Initial experience of a novel mapping system combined with remote magnetic navigation in the catheter ablation of atrial fibrillation
The EnSite Velocity mapping system (St. Jude Medical, Inc., St. Paul, MN, USA) is based on impedance field technology. It is influenced by impedance changes and differences in tissue types. Studies demonstrated that electromagnetic catheter localization offers a higher level of accuracy as it operates independently from tissue properties compared to impedance measurement‐based electric catheter localization.1 Recently, the next‐generation novel mapping system, EnSite Precision mapping system (St. Jude Medical, Inc.) was introduced, which combines both impedance and magnetic technologies. A circular magnetic mapping catheter (Advisor FL, Sensor Enabled; St. Jude Medical, Inc.) was designed with 10 electrodes and is capable of acquiring magnetic data during mapping. Magnetic data collected can be used for verification of navigation field stability. The stability of the created model during the ablation procedure is important. A shift of the model may lead to interruption of the procedure or even complications.

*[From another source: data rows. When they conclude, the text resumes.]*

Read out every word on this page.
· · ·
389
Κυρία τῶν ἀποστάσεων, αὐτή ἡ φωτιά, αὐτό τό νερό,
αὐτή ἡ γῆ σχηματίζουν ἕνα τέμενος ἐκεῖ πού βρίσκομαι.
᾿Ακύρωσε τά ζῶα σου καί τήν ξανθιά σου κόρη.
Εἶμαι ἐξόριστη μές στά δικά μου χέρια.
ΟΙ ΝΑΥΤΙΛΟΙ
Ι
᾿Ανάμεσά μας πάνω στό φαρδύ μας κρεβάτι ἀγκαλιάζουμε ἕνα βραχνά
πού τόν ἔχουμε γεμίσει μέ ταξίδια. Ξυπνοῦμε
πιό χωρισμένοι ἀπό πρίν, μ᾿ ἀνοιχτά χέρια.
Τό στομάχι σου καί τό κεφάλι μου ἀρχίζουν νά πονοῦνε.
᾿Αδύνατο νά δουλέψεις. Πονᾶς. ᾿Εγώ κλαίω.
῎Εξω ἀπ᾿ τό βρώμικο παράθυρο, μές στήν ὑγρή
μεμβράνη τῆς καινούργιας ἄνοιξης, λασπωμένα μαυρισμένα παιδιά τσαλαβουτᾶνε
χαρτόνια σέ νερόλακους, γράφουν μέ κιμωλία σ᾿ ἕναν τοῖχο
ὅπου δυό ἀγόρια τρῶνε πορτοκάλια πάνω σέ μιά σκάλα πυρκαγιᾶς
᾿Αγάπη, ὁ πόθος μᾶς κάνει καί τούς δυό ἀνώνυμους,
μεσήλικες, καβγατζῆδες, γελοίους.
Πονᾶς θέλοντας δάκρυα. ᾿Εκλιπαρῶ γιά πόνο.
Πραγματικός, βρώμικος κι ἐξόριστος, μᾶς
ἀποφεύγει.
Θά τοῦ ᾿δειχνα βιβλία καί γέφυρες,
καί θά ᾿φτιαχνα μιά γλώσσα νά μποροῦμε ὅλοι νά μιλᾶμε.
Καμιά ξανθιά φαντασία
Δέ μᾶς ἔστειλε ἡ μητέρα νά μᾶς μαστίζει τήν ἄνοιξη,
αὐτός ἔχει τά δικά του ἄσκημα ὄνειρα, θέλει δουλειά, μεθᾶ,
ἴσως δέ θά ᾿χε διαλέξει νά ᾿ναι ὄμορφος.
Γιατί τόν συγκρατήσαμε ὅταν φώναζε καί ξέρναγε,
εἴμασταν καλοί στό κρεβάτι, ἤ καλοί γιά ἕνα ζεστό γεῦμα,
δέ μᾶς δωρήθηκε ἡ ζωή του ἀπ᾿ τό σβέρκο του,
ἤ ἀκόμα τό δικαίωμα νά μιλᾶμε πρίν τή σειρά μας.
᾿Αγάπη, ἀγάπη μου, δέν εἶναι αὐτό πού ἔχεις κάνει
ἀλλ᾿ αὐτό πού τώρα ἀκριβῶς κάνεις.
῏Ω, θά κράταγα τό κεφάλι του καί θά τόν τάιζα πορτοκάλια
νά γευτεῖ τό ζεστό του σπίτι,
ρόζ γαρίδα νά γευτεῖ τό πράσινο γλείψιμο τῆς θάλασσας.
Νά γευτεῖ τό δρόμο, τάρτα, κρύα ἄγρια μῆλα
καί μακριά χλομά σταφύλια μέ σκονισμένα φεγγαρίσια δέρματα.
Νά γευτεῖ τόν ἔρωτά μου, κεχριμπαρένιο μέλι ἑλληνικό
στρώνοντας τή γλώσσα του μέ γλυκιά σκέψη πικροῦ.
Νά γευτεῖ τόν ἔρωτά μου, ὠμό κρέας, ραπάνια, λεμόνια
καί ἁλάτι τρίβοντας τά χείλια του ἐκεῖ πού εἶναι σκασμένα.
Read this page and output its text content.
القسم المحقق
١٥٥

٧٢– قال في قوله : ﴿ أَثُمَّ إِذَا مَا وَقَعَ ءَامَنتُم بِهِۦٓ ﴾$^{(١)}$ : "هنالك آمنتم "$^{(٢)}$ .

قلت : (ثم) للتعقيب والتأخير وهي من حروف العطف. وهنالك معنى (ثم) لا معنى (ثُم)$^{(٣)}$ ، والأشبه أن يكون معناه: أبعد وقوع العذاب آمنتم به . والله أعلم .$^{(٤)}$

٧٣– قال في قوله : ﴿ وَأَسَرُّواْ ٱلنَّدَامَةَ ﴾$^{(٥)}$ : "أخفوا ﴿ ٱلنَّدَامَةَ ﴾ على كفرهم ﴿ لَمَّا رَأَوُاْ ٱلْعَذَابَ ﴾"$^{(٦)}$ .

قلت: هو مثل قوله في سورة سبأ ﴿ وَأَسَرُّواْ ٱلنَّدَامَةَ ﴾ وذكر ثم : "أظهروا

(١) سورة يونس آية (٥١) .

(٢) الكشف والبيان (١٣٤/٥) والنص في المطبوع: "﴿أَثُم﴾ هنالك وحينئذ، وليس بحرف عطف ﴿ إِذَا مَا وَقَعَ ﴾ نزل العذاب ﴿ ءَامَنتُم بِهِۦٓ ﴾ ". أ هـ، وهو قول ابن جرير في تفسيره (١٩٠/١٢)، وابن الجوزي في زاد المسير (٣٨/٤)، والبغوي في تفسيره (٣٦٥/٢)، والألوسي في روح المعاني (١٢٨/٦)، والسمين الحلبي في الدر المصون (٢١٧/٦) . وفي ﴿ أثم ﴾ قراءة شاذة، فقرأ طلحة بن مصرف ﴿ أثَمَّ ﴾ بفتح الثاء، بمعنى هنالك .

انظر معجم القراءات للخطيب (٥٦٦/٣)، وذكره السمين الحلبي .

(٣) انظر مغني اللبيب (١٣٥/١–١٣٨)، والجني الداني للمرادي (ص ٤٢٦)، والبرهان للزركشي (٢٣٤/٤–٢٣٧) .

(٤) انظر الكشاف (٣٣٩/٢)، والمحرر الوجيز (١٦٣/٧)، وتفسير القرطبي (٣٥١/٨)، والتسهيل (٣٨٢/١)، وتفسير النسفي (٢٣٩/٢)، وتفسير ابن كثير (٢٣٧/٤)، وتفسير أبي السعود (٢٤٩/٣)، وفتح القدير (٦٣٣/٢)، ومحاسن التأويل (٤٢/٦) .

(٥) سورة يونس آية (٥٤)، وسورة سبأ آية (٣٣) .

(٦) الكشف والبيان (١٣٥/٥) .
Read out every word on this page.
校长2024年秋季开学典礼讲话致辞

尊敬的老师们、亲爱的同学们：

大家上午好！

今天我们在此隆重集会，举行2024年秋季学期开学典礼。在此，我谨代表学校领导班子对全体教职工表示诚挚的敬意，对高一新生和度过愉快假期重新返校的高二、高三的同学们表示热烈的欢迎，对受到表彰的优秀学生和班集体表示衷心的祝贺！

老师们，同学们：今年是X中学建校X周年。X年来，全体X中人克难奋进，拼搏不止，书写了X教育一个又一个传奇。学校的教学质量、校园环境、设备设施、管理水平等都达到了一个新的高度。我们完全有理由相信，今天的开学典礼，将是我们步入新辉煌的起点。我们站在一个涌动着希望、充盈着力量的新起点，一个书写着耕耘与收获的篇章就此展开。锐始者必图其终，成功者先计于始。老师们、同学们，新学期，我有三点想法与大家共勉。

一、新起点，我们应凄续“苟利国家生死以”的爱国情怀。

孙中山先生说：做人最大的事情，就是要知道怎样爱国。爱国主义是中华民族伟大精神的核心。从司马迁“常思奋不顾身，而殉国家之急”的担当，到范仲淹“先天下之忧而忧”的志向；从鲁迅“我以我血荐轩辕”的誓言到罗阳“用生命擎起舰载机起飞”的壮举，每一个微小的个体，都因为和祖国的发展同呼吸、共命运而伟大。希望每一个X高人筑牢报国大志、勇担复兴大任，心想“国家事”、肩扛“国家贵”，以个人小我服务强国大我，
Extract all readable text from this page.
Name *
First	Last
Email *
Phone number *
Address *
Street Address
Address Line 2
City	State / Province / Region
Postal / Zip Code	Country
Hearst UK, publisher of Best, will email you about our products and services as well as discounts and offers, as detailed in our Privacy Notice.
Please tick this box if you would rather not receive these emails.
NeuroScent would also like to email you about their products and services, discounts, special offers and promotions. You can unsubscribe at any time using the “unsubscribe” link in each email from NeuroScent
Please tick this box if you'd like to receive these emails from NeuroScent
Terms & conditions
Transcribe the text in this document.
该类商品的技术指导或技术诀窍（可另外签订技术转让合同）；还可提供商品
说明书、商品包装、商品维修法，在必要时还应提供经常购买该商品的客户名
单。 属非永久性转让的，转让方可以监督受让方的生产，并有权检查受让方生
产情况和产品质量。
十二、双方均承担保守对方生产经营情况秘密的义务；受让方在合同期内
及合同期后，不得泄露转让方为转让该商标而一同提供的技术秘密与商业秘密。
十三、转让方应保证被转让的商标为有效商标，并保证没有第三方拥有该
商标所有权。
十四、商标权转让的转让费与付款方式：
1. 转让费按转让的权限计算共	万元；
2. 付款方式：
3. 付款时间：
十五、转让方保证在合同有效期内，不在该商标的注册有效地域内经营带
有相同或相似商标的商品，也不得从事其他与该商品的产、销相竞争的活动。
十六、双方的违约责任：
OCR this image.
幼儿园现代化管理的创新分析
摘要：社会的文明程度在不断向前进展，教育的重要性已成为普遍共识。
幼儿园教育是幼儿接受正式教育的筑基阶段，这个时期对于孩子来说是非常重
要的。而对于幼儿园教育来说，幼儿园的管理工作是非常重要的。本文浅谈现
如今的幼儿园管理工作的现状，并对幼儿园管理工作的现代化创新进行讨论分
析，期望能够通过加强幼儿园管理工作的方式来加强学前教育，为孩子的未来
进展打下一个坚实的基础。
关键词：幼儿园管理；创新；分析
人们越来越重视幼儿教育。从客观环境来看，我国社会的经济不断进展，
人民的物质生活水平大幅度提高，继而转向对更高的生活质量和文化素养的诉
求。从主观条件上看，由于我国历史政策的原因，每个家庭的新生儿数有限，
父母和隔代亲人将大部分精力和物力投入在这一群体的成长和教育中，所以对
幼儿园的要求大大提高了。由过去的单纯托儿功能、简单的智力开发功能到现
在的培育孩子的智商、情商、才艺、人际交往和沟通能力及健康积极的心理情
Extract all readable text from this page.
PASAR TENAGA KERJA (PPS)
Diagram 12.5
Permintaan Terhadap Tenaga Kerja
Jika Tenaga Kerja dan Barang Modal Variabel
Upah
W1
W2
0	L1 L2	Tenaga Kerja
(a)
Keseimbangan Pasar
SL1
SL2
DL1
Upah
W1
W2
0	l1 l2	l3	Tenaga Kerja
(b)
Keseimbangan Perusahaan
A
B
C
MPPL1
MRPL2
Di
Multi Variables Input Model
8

It has been over a decade since remote magnetic navigation (RMN) was introduced for catheter ablation in patients with cardiac arrhythmias.2 The main advantages of RMN‐guided catheter ablation are precision, flexible navigation, reduced fluoroscopy time, and safety.3 The Ensite Precision System, built on an open platform, allows physicians to choose any diagnostic or ablation catheters, including RMN.
As no data are currently available to the clinical utility of this novel mapping system combined with RMN for atrial fibrillation (AF) ablation, our objective is to assess the clinical utility of this novel 3D EnSite Precision mapping system combined with RMN (Niobe ES, Stereotaxis, Inc., St. Louis, MO, USA) for AF ablation. Navigation field stability is also evaluated at the end of procedure.